Leszek Kolakowski. Photo Mariusz Kubik.   

 
 

   Leszek Kolakowski est mort le vendredi 17 juillet à Oxford. Né en 1927 à Radom, en Pologne, il fut l’un des plus grands philosophes polonais, dont la renommée a largement dépassé les frontières d’un pays qu’il dut quitter en 1968. Il connut dans sa vie et dans sa pensée les déchirements du siècle. D’abord militant communiste, engagé dans l’Union de Combat des Jeunes, il fait peu à peu l’expérience du divorce entre les espérances millénaristes du marxisme et la réalité du marxisme réel. A partir de 1956 il fait le deuil de ses illusions adolescentes et se distingue dans la tâche qui a toujours été celle de la philosophie : non point construction fantasmatique du réel mais analyse critique du donné, travail rigoureux des lumières soucieux de s’affranchir des errements idéologiques et de promouvoir la lucidité.

   Dans la Gazeta Wyborcza l’écrivain et chroniqueur Jacek Bochenski écrit : « Il a initié et gagné la bataille contre le communisme, mais il l’a combattu à sa manière. Il s’est battu contre quelque chose qu’il connaissait, qu’il avait vécu de l’intérieur et qu’il avait même contribué, pour une courte période, à créer ». Et dans Le monde, daté du 24 juillet, ses compagnons de route Bronislaw Baczko et Krysztof Pomian soulignent que Kolakowski a défendu «  l’autonomie de la philosophie, non seulement contre les croyances collectives, les religions et les idéologies, mais aussi contre la science qui, elle aussi, essaie de la réduire au rôle d’un instrument, ce qu’illustrent les philosophies positivistes. Et il l’a défendu contre elle-même : contre le penchant de la liberté et de la raison à céder à la tentation de transgresser toutes les limites, d’oublier la corporéité et la finitude qui sont le propre de l’individu et du genre humain ».
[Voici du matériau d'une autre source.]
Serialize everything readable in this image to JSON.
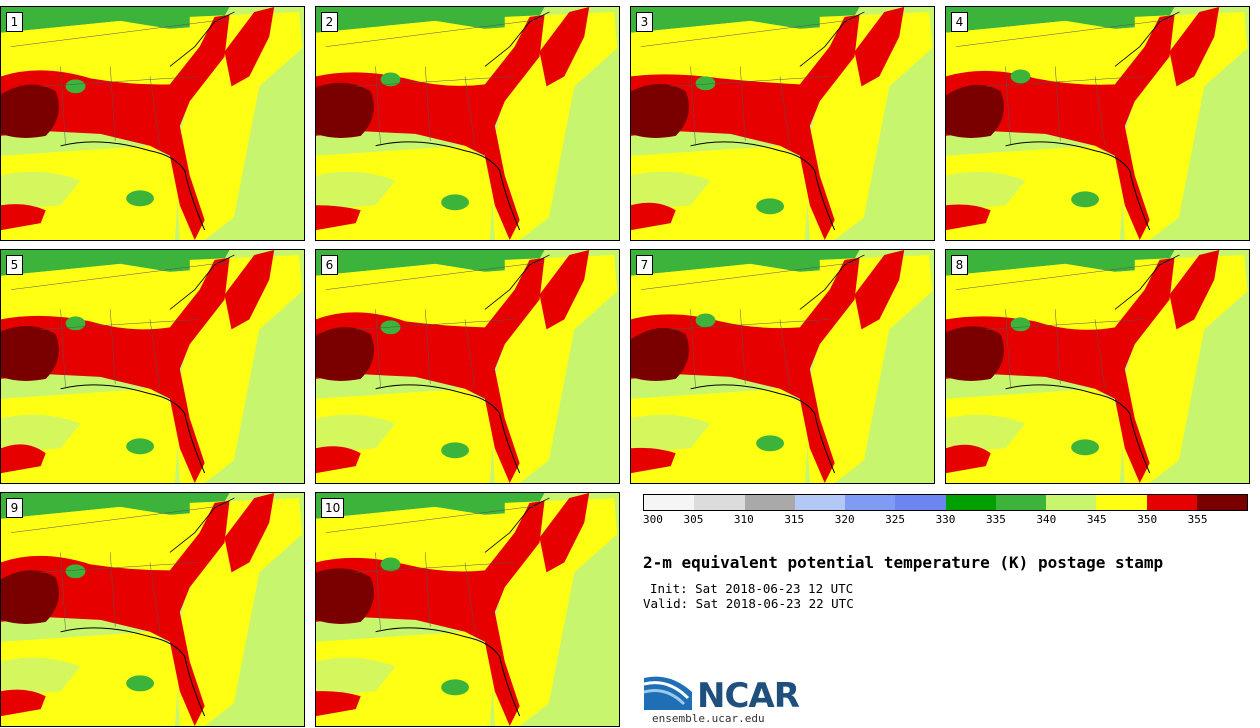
{
  "panels": [
    {
      "label": "1"
    },
    {
      "label": "2"
    },
    {
      "label": "3"
    },
    {
      "label": "4"
    },
    {
      "label": "5"
    },
    {
      "label": "6"
    },
    {
      "label": "7"
    },
    {
      "label": "8"
    },
    {
      "label": "9"
    },
    {
      "label": "10"
    }
  ],
  "colorbar": {
    "colors": [
      "#f5f5f5",
      "#dcdcdc",
      "#a9a9a9",
      "#b4c8f5",
      "#7f9cf5",
      "#6b86f0",
      "#00a000",
      "#3cb43c",
      "#c8f56e",
      "#ffff14",
      "#e60000",
      "#7a0000"
    ],
    "ticks": [
      "300",
      "305",
      "310",
      "315",
      "320",
      "325",
      "330",
      "335",
      "340",
      "345",
      "350",
      "355"
    ]
  },
  "title": "2-m equivalent potential temperature (K) postage stamp",
  "init": "Init: Sat 2018-06-23 12 UTC",
  "valid": "Valid: Sat 2018-06-23 22 UTC",
  "logo": {
    "text": "NCAR",
    "url": "ensemble.ucar.edu"
  },
  "map_colors": {
    "light_green": "#c8f56e",
    "green": "#3cb43c",
    "yellow": "#ffff14",
    "red": "#e60000",
    "dark_red": "#7a0000"
  }
}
   L’été dernier j’avais présenté le livre de Jacques Dewitte, l’exception européenne [1], dans lequel l’auteur rend un hommage appuyé à son maître Kolakowski et à sa thèse d’un européanisme paradoxal. Ce grand penseur n’a en effet pas davantage souscrit au relativisme culturel en vogue dans son pays d’émigration qu’au dogmatisme idéologique en usage dans son pays d’origine. Au contraire il célèbre l’insigne valeur de la culture européenne et affirme haut et fort: « Nous affirmons notre appartenance à la culture européenne […] par notre capacité à garder une distance critique envers nous-mêmes, de vouloir nous regarder par les yeux des autres, d’estimer la tolérance dans la vie publique, le scepticisme dans le travail intellectuel, la nécessité de confronter toutes les raisons possibles aussi bien dans les procédures du droit que dans la science, bref de laisser ouvert le champ de l’incertitude. […] Cette aptitude à se mettre soi-même en question, à abandonner […] sa propre fatuité, son contentement de soi pharisien, est aux sources de l’Europe en tant que force spirituelle ».Conférence prononcée en 1980. Le Village introuvable.
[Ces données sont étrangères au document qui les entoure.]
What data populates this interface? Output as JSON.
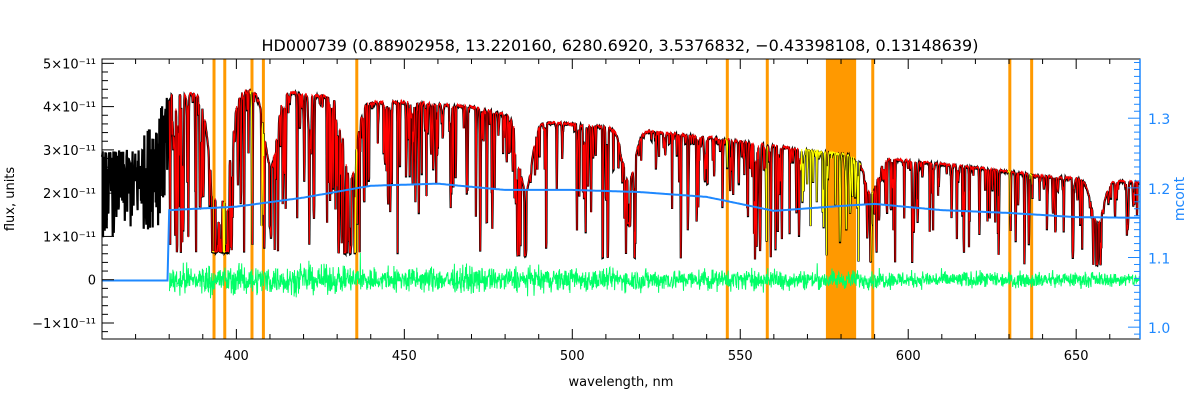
{
  "chart_data": {
    "type": "line",
    "title": "HD000739    (0.88902958, 13.220160, 6280.6920, 3.5376832, −0.43398108, 0.13148639)",
    "xlabel": "wavelength, nm",
    "ylabel": "flux, units",
    "y2label": "mcont",
    "xlim": [
      360,
      669
    ],
    "ylim": [
      -1.37e-11,
      5.1e-11
    ],
    "y2lim": [
      0.983,
      1.385
    ],
    "x_ticks": [
      "400",
      "450",
      "500",
      "550",
      "600",
      "650"
    ],
    "x_tick_values": [
      400,
      450,
      500,
      550,
      600,
      650
    ],
    "y_ticks": [
      "−1×10⁻¹¹",
      "0",
      "1×10⁻¹¹",
      "2×10⁻¹¹",
      "3×10⁻¹¹",
      "4×10⁻¹¹",
      "5×10⁻¹¹"
    ],
    "y_tick_values": [
      -1e-11,
      0,
      1e-11,
      2e-11,
      3e-11,
      4e-11,
      5e-11
    ],
    "y2_ticks": [
      "1.0",
      "1.1",
      "1.2",
      "1.3"
    ],
    "y2_tick_values": [
      1.0,
      1.1,
      1.2,
      1.3
    ],
    "grid": false,
    "series": [
      {
        "role": "observed flux (black)",
        "color": "#000000",
        "continuum_wavelength": [
          360,
          370,
          375,
          380,
          390,
          410,
          420,
          430,
          440,
          450,
          470,
          490,
          500,
          520,
          540,
          560,
          580,
          600,
          620,
          640,
          669
        ],
        "continuum_flux": [
          3e-11,
          3e-11,
          3.7e-11,
          4.3e-11,
          4.3e-11,
          4.4e-11,
          4.3e-11,
          4.2e-11,
          4.1e-11,
          4.1e-11,
          4e-11,
          3.65e-11,
          3.6e-11,
          3.45e-11,
          3.3e-11,
          3.1e-11,
          2.9e-11,
          2.75e-11,
          2.6e-11,
          2.4e-11,
          2.25e-11
        ]
      },
      {
        "role": "model flux (red, yellow in masked regions)",
        "color": "#ff0000",
        "masked_color": "#ffff00",
        "start_wavelength": 380,
        "strong_lines": [
          {
            "wavelength": 393.4,
            "min_flux": 7e-12
          },
          {
            "wavelength": 396.8,
            "min_flux": 8e-12
          },
          {
            "wavelength": 410.2,
            "min_flux": 1.2e-11
          },
          {
            "wavelength": 434.0,
            "min_flux": 8e-12
          },
          {
            "wavelength": 486.1,
            "min_flux": 7e-12
          },
          {
            "wavelength": 516.8,
            "min_flux": 1.3e-11
          },
          {
            "wavelength": 589.0,
            "min_flux": 1.3e-11
          },
          {
            "wavelength": 656.3,
            "min_flux": 5e-12
          }
        ]
      },
      {
        "role": "residual (green)",
        "color": "#00ff66",
        "start_wavelength": 380,
        "typical_amplitude": 2e-12,
        "max_amplitude": 9e-12
      },
      {
        "role": "mcont (blue, right axis)",
        "color": "#1e88ff",
        "wavelength": [
          360,
          379.9,
          380,
          400,
          420,
          440,
          460,
          480,
          500,
          520,
          540,
          560,
          580,
          590,
          610,
          630,
          650,
          669
        ],
        "values": [
          1.067,
          1.067,
          1.168,
          1.173,
          1.186,
          1.203,
          1.206,
          1.197,
          1.197,
          1.194,
          1.187,
          1.167,
          1.174,
          1.177,
          1.168,
          1.164,
          1.158,
          1.157
        ]
      }
    ],
    "masked_regions": {
      "color": "#ff9900",
      "ranges": [
        [
          392.9,
          393.6
        ],
        [
          396.1,
          396.8
        ],
        [
          404.2,
          404.9
        ],
        [
          407.6,
          408.3
        ],
        [
          435.4,
          436.1
        ],
        [
          545.7,
          546.4
        ],
        [
          557.6,
          558.3
        ],
        [
          575.5,
          584.5
        ],
        [
          589.0,
          589.7
        ],
        [
          629.8,
          630.5
        ],
        [
          636.3,
          637.0
        ]
      ]
    }
  }
}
    Parmi ses ouvrages retenons :
   
 
   Puisque la fonction de ce blog est de faire lire les auteurs, j’ai choisi un extrait du Village introuvable, 1979.
 
 
   « Rien n’est moins vrai que l’opinion selon laquelle nous nous retrouvons maintenant, grâce à l’expansion incroyable des moyens d’information, dans un village gigantesque s’étendant sur toute la surface de la terre et qu’après avoir détruit le village traditionnel, nous l’avons reproduit, dans une spirale ascendante « dialectique », à l’échelle globale. Le contraire paraît évident : il n’y a aucune « spirale », il n’y a que le mouvement irrésistible unidirectionnel qui efface sans merci, d’une année à l’autre, les vestiges de la communauté rustique et dont le résultat est bien visible dans les cultures urbaines et industrielles les plus avancées. Ce village-monstre dont nous nous imaginons parfois être les habitants ne s’oppose pas seulement au village ancien dans sa technologie (l’économie villageoise était un modèle parfait de recyclage, les fermes ne produisaient presque pas d’ordures, tout était réutilisé, alors que se débarrasser des ordures est bien l’un des problèmes majeurs de notre civilisation) et pas seulement dans ses changements dont le rythme vertigineux contraste avec les cycles naturels monotones de la vie paysanne. Surtout, c’est un village imaginaire et artificiel, un substitut cérébral dont l’irréalité est difficile à cacher et qui semble provoquer de plus en plus la nostalgie, dissimulée sous des formes idéologiques différentes, d’un village « vrai ». Cet écran de télévision sur lequel nous regardons, avec quelques heures de retard à peine et simultanément, les émeutes au Japon, les cadavres en Iran, un discours du président Américain et un match de football à Sydney, au lieu de nous rendre le monde entier familier, paraît effacer la différence entre la réalité et la fiction au profit de cette dernière. Ces guerres, ces révolutions, ces souffrances et ces terreurs sont pour nous des westerns, des thrillers, des fantaisies captivantes de cinéastes. Au lieu de devenir proche et tangible, la réalité se transforme en fiction littéraire; au lieu de nous fournir l’occasion de participer aux affaires mondiales ou de nous y encourager, la masse épaisse d’information visuelle et verbale que nous nous efforçons en vain de digérer nous offre un monde auquel nous nous identifions d’une façon esthétique, c’est-à-dire qu’elle nous apporte un peu de plaisir sans responsabilité.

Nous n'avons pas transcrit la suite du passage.